I need to see what this API looks like to know how much of a problem its going to be. Its either going to allow NVidia and Intel to implement it as well and hence its just an openGL/DX competitor updated for modern concerns or its really a low level API and AMD will have trouble supporting it into the future as well as their competitors. I am hoping its more a competitor that has more flexibility that the big developers wanted than a true LL API.
That is what I originally thought about NV's PhysX, that it was bad overall for PC gaming. ATI introduced tessellation with Unreal Tournament (TruForm), tried to promote it a bit later on (although they dropped hardware TruForm with 9700Pro) with a Ruby demo for HD 2900XT yet Nvidia basically dropped tessellation for nearly a decade before it became a standard with DX11. GPU-based physics was just a tad bit more successful, but still.. it's not quite yet ubiquitous.
However, Mantle is more like Nvidia's CUDA than a more specific function like PhysX (which uses NV's CUDA). We have had CUDA for nearly 7 years now, and an 8800GTX can pretty much run PhysX just as well as it ever did (within its own capacity). I know that Just Cause 2's CUDA filters require GT200 rather than G80 (IIRC), but the point is that with GCN being the basic requirement of Mantle, I think AMD will simply be building upon GCN without changing too many things for the upcoming console generation of games. It will probably only be GCN 2.0, 2.1 and so on forward, without moving onto a completely new arch - given that GCN is in its flexible essence forward-looking from a rather different VLIW-based arch.
It's not like as if the console API is only going to be good for 2-3 years of PC ports and then start to hold everything back. Look at Skyrim, which is like 5-10x as graphically stunning as Oblivion. Skyrim came out many years later on the aging consoles, yet showed us how the same console could still show a vastly better-looking game. The devs were still finding more efficient ways of coding to the metal after all these years, and getting amazing results. Bottom line is that we still got SKYRIM on these ancient consoles. GTA IV is another story - more to do with draw calls and memory management (that could have drastically benefited with an API of the same nature for PC's, encouraging the dev to port easily to). Look at how long it took for the devs to improve Skyrim performance with patches for the PC version.

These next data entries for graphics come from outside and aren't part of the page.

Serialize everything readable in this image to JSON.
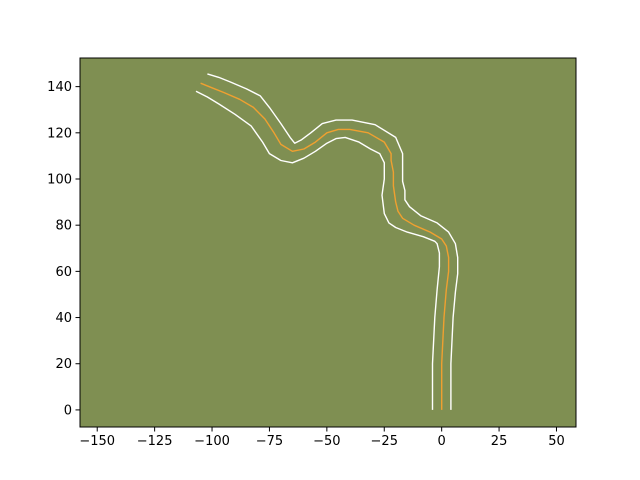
{
  "chart_data": {
    "type": "line",
    "title": "",
    "xlabel": "",
    "ylabel": "",
    "xlim": [
      -157.5,
      58.5
    ],
    "ylim": [
      -7.4,
      152.4
    ],
    "xticks": [
      -150,
      -125,
      -100,
      -75,
      -50,
      -25,
      0,
      25,
      50
    ],
    "yticks": [
      0,
      20,
      40,
      60,
      80,
      100,
      120,
      140
    ],
    "xtick_labels": [
      "−150",
      "−125",
      "−100",
      "−75",
      "−50",
      "−25",
      "0",
      "25",
      "50"
    ],
    "ytick_labels": [
      "0",
      "20",
      "40",
      "60",
      "80",
      "100",
      "120",
      "140"
    ],
    "grid": false,
    "legend": "none",
    "colors": {
      "background": "#7f8f52",
      "centerline": "#f0a030",
      "edges": "#ffffff",
      "frame": "#000000"
    },
    "series": [
      {
        "role": "centerline",
        "x": [
          0,
          0,
          1,
          2,
          3,
          3,
          2,
          0,
          -5,
          -12,
          -17,
          -19,
          -20,
          -21,
          -21,
          -22,
          -22,
          -25,
          -32,
          -40,
          -45,
          -50,
          -55,
          -60,
          -65,
          -70,
          -73,
          -77,
          -82,
          -88,
          -95,
          -100,
          -105
        ],
        "y": [
          0,
          20,
          40,
          52,
          60,
          66,
          71,
          74,
          77,
          80,
          83,
          86,
          90,
          97,
          103,
          108,
          111,
          116,
          120,
          121.5,
          121.5,
          120,
          116,
          113,
          112,
          115,
          120,
          126,
          131,
          134.5,
          137.5,
          139.5,
          141.5
        ]
      },
      {
        "role": "edge-right",
        "x": [
          4,
          4,
          5,
          6,
          7,
          7,
          6,
          3,
          -2,
          -9,
          -14,
          -16,
          -16,
          -17,
          -17,
          -17,
          -17,
          -20,
          -29,
          -39,
          -46,
          -52,
          -57,
          -61,
          -64,
          -66,
          -70,
          -75,
          -79,
          -85,
          -92,
          -97,
          -102
        ],
        "y": [
          0,
          20,
          40,
          51,
          59,
          66,
          72,
          77,
          81,
          84,
          88,
          91,
          95,
          99,
          103,
          107,
          111,
          118,
          123.5,
          125.5,
          125.5,
          124,
          120,
          117,
          115.5,
          118,
          124,
          131,
          136,
          139,
          142,
          144,
          145.5
        ]
      },
      {
        "role": "edge-left",
        "x": [
          -4,
          -4,
          -3,
          -2,
          -1,
          -1,
          -2,
          -3,
          -8,
          -15,
          -20,
          -23,
          -25,
          -26,
          -25,
          -25,
          -27,
          -31,
          -36,
          -42,
          -46,
          -50,
          -55,
          -60,
          -65,
          -70,
          -75,
          -78,
          -83,
          -90,
          -97,
          -102,
          -107
        ],
        "y": [
          0,
          20,
          40,
          52,
          62,
          68,
          72,
          73,
          75,
          77,
          79,
          81,
          85,
          93,
          100,
          107,
          111,
          113,
          116,
          118,
          117.5,
          115.5,
          112,
          109,
          107,
          108,
          111,
          116,
          123,
          128,
          132.5,
          135.5,
          138
        ]
      }
    ]
  }
}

As for comparing it to Glide - heck, some games ran SEVERAL times faster on Glide than on DirectX (UT '99), or even OpenGL. DX7 and below were abysmal - just look at how Half Life 1 ran compared to OpenGL on the older rigs. I don't expect Mantle to run THAT much faster than DX11, DX11.1 or DX11.2, but a minimum of 10% speed increase is a modest expectation, if I had to guess. The difference over DX11.2 might be lower than DX11.0 (which is obviously one of the reasons why M$ just had to do DX11.2 for XBone). :sneaky:
Imagine Kaveri APU (Steamroller-based CPU with GCN-based GPU) coming on socket FM2+ in Q1 2014, with more benefit from Mantle than all other Radeon cards, thanks to the huge efficiency boost with CPU and bandwidth utilization! There could indeed be more than 20% gain to be seen there, easily.

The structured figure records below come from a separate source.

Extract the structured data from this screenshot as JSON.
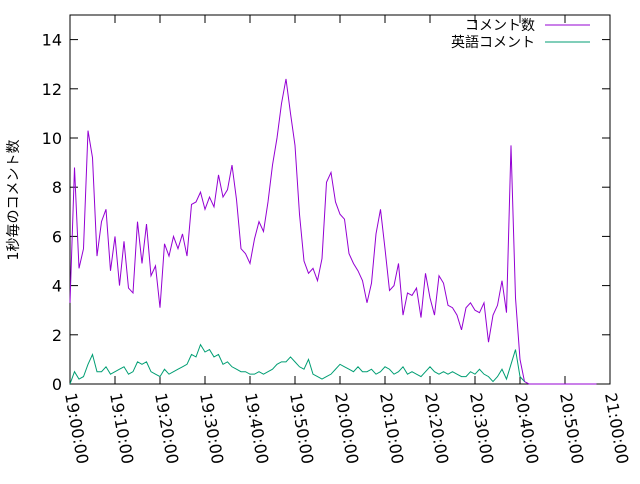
{
  "chart_data": {
    "type": "line",
    "ylabel": "1秒毎のコメント数",
    "ylim": [
      0,
      15
    ],
    "yticks": [
      0,
      2,
      4,
      6,
      8,
      10,
      12,
      14
    ],
    "xlim_minutes": [
      0,
      120
    ],
    "xtick_minutes": [
      0,
      10,
      20,
      30,
      40,
      50,
      60,
      70,
      80,
      90,
      100,
      110,
      120
    ],
    "xtick_labels": [
      "19:00:00",
      "19:10:00",
      "19:20:00",
      "19:30:00",
      "19:40:00",
      "19:50:00",
      "20:00:00",
      "20:10:00",
      "20:20:00",
      "20:30:00",
      "20:40:00",
      "20:50:00",
      "21:00:00"
    ],
    "legend_position": "top-right",
    "series": [
      {
        "name": "コメント数",
        "color": "#9400d3",
        "x_minutes": [
          0,
          1,
          2,
          3,
          4,
          5,
          6,
          7,
          8,
          9,
          10,
          11,
          12,
          13,
          14,
          15,
          16,
          17,
          18,
          19,
          20,
          21,
          22,
          23,
          24,
          25,
          26,
          27,
          28,
          29,
          30,
          31,
          32,
          33,
          34,
          35,
          36,
          37,
          38,
          39,
          40,
          41,
          42,
          43,
          44,
          45,
          46,
          47,
          48,
          49,
          50,
          51,
          52,
          53,
          54,
          55,
          56,
          57,
          58,
          59,
          60,
          61,
          62,
          63,
          64,
          65,
          66,
          67,
          68,
          69,
          70,
          71,
          72,
          73,
          74,
          75,
          76,
          77,
          78,
          79,
          80,
          81,
          82,
          83,
          84,
          85,
          86,
          87,
          88,
          89,
          90,
          91,
          92,
          93,
          94,
          95,
          96,
          97,
          98,
          99,
          100,
          101,
          102,
          103,
          104,
          105,
          106,
          107,
          108,
          109,
          110,
          111,
          112,
          113,
          114,
          115,
          116,
          117
        ],
        "values": [
          3.3,
          8.8,
          4.7,
          5.5,
          10.3,
          9.2,
          5.2,
          6.6,
          7.1,
          4.6,
          6.0,
          4.0,
          5.8,
          3.9,
          3.7,
          6.6,
          4.9,
          6.5,
          4.4,
          4.8,
          3.1,
          5.7,
          5.2,
          6.0,
          5.5,
          6.1,
          5.2,
          7.3,
          7.4,
          7.8,
          7.1,
          7.6,
          7.2,
          8.5,
          7.6,
          7.9,
          8.9,
          7.5,
          5.5,
          5.3,
          4.9,
          5.9,
          6.6,
          6.2,
          7.4,
          8.9,
          10.0,
          11.4,
          12.4,
          11.0,
          9.7,
          6.9,
          5.0,
          4.5,
          4.7,
          4.2,
          5.1,
          8.2,
          8.6,
          7.4,
          6.9,
          6.7,
          5.3,
          4.9,
          4.6,
          4.2,
          3.3,
          4.1,
          6.1,
          7.1,
          5.5,
          3.8,
          4.0,
          4.9,
          2.8,
          3.7,
          3.6,
          3.9,
          2.7,
          4.5,
          3.5,
          2.8,
          4.4,
          4.1,
          3.2,
          3.1,
          2.8,
          2.2,
          3.1,
          3.3,
          3.0,
          2.9,
          3.3,
          1.7,
          2.8,
          3.2,
          4.2,
          2.9,
          9.7,
          3.5,
          1.0,
          0.1,
          0.0,
          0.0,
          0.0,
          0.0,
          0.0,
          0.0,
          0.0,
          0.0,
          0.0,
          0.0,
          0.0,
          0.0,
          0.0,
          0.0,
          0.0,
          0.0
        ]
      },
      {
        "name": "英語コメント",
        "color": "#009e73",
        "x_minutes": [
          0,
          1,
          2,
          3,
          4,
          5,
          6,
          7,
          8,
          9,
          10,
          11,
          12,
          13,
          14,
          15,
          16,
          17,
          18,
          19,
          20,
          21,
          22,
          23,
          24,
          25,
          26,
          27,
          28,
          29,
          30,
          31,
          32,
          33,
          34,
          35,
          36,
          37,
          38,
          39,
          40,
          41,
          42,
          43,
          44,
          45,
          46,
          47,
          48,
          49,
          50,
          51,
          52,
          53,
          54,
          55,
          56,
          57,
          58,
          59,
          60,
          61,
          62,
          63,
          64,
          65,
          66,
          67,
          68,
          69,
          70,
          71,
          72,
          73,
          74,
          75,
          76,
          77,
          78,
          79,
          80,
          81,
          82,
          83,
          84,
          85,
          86,
          87,
          88,
          89,
          90,
          91,
          92,
          93,
          94,
          95,
          96,
          97,
          98,
          99,
          100,
          101
        ],
        "values": [
          0.0,
          0.5,
          0.2,
          0.3,
          0.8,
          1.2,
          0.5,
          0.5,
          0.7,
          0.4,
          0.5,
          0.6,
          0.7,
          0.4,
          0.5,
          0.9,
          0.8,
          0.9,
          0.5,
          0.4,
          0.3,
          0.6,
          0.4,
          0.5,
          0.6,
          0.7,
          0.8,
          1.2,
          1.1,
          1.6,
          1.3,
          1.4,
          1.1,
          1.2,
          0.8,
          0.9,
          0.7,
          0.6,
          0.5,
          0.5,
          0.4,
          0.4,
          0.5,
          0.4,
          0.5,
          0.6,
          0.8,
          0.9,
          0.9,
          1.1,
          0.9,
          0.7,
          0.6,
          1.0,
          0.4,
          0.3,
          0.2,
          0.3,
          0.4,
          0.6,
          0.8,
          0.7,
          0.6,
          0.5,
          0.7,
          0.5,
          0.5,
          0.6,
          0.4,
          0.5,
          0.7,
          0.6,
          0.4,
          0.5,
          0.7,
          0.4,
          0.5,
          0.4,
          0.3,
          0.5,
          0.7,
          0.5,
          0.4,
          0.5,
          0.4,
          0.5,
          0.4,
          0.3,
          0.3,
          0.5,
          0.4,
          0.6,
          0.4,
          0.3,
          0.1,
          0.3,
          0.6,
          0.2,
          0.8,
          1.4,
          0.3,
          0.1
        ]
      }
    ]
  }
}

One thing for sure is that AMD is now working more closely with game devs than ever before. Only if ATI did not give up with Truform, but it did look funny in its infancy. AMD has been maturing as of late, learning from Nvidia and from their own failures. I just hope AMD keeps it on the up and up, without the 65nm Athlon (weaker than 90nm), Phenom 1, Bulldozer, HD 4890 using 800sp instead of 960) etc.. moments happening again ever - because AMD really needs all the constructive momentum they can possibly achieve.